Les forts étaient encore gardés par les soldats royaux. A l'approche du général, il se fit un certain mouvement hostile parmi les artilleurs. Garibaldi le vit, se leva debout dans sa voiture, croisa les bras et les regarda en face. Les artilleurs lui firent le salut militaire. A la Grand' Guardia, un officier donna ordre de faire feu ; les soldats refusèrent.
Comme c'est l'habitude pour tout roi, tout prince ou tout conquérant qui fait son entrée à Naples, on se rendit à l'archevêché.
Le frère Jean dit la messe et remercia Dieu. Le Te Deum chanté, Garibaldi invita Romano à monter en voiture avec lui, et l'on se dirigea vers le palais d'Angri, qu'ont habité Championnet et Masséna.

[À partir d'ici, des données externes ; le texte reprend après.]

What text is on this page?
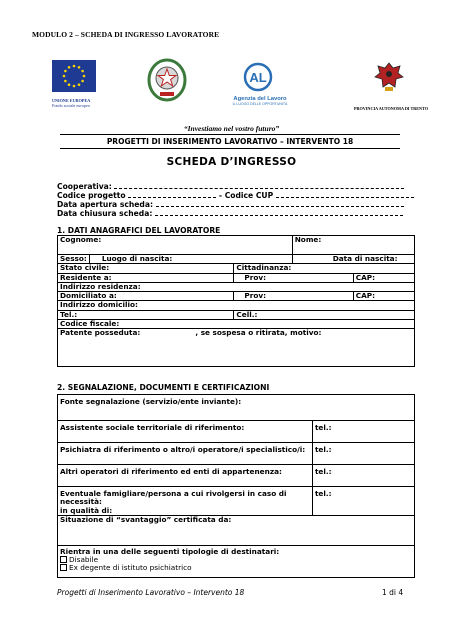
MODULO 2 – SCHEDA DI INGRESSO LAVORATORE
UNIONE EUROPEA
Fondo sociale europeo
AL
Agenzia del Lavoro
IL LUOGO DELLE OPPORTUNITÀ
PROVINCIA AUTONOMA DI TRENTO
“Investiamo nel vostro futuro”
PROGETTI DI INSERIMENTO LAVORATIVO – INTERVENTO 18
SCHEDA D’INGRESSO
Cooperativa:
Codice progetto	- Codice CUP
Data apertura scheda:
Data chiusura scheda:
1. DATI ANAGRAFICI DEL LAVORATORE
Cognome:			Nome:	
Sesso:	Luogo di nascita:		Data di nascita:	
Stato civile:		Cittadinanza:		
Residente a:		Prov:		CAP:
Indirizzo residenza:				
Domiciliato a:		Prov:		CAP:
Indirizzo domicilio:				
Tel.:		Cell.:		
Codice fiscale:				
Patente posseduta: , se sospesa o ritirata, motivo:				
2. SEGNALAZIONE, DOCUMENTI E CERTIFICAZIONI
Fonte segnalazione (servizio/ente inviante):	
Assistente sociale territoriale di riferimento:	tel.:
Psichiatra di riferimento o altro/i operatore/i specialistico/i:	tel.:
Altri operatori di riferimento ed enti di appartenenza:	tel.:

Eventuale famigliare/persona a cui rivolgersi in caso di
necessità:
in qualità di:	tel.:
Situazione di “svantaggio” certificata da:	

Rientra in una delle seguenti tipologie di destinatari:
Disabile
Ex degente di istituto psichiatrico	
Progetti di Inserimento Lavorativo – Intervento 18	1 di 4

Arrivé au palais d'Angri, le général laissa les trois premiers étages à ses aides de camp, à son état-major, à ses secrétaires, et s'arrêta dans les mansardes.
Naples tout entier l'avait suivi, du fort de la mer à l'archevêché, et de l'archevêché au palais d'Angri.
Un cri immense, qu'on eût cru poussé par les cinq cent mille voix de Naples, se fit alors entendre et entra par toutes les fenêtres ouvertes en montant au ciel ; hymne de vengeance contre François II, hosanna de reconnaissance pour le libérateur : « Vive Garibaldi ! »
Force fut au général de paraître à la fenêtre. Les cris redoublèrent ; les chapeaux et les bouquets furent jetés en l'air. A toutes les fenêtres ayant vue sur le palais d'Angri, les femmes agitaient leurs mouchoirs, se penchaient en dehors, au risque de se précipiter dans la rue. La révolution était faite, et, comme je l'avais promis à Garibaldi, sans qu'elle coûtât une goutte de sang !
C'était cette triomphale entrée que le télégraphe m'annonçait le 8 au matin à Messine, par la bouche du commandant de l'Orégon.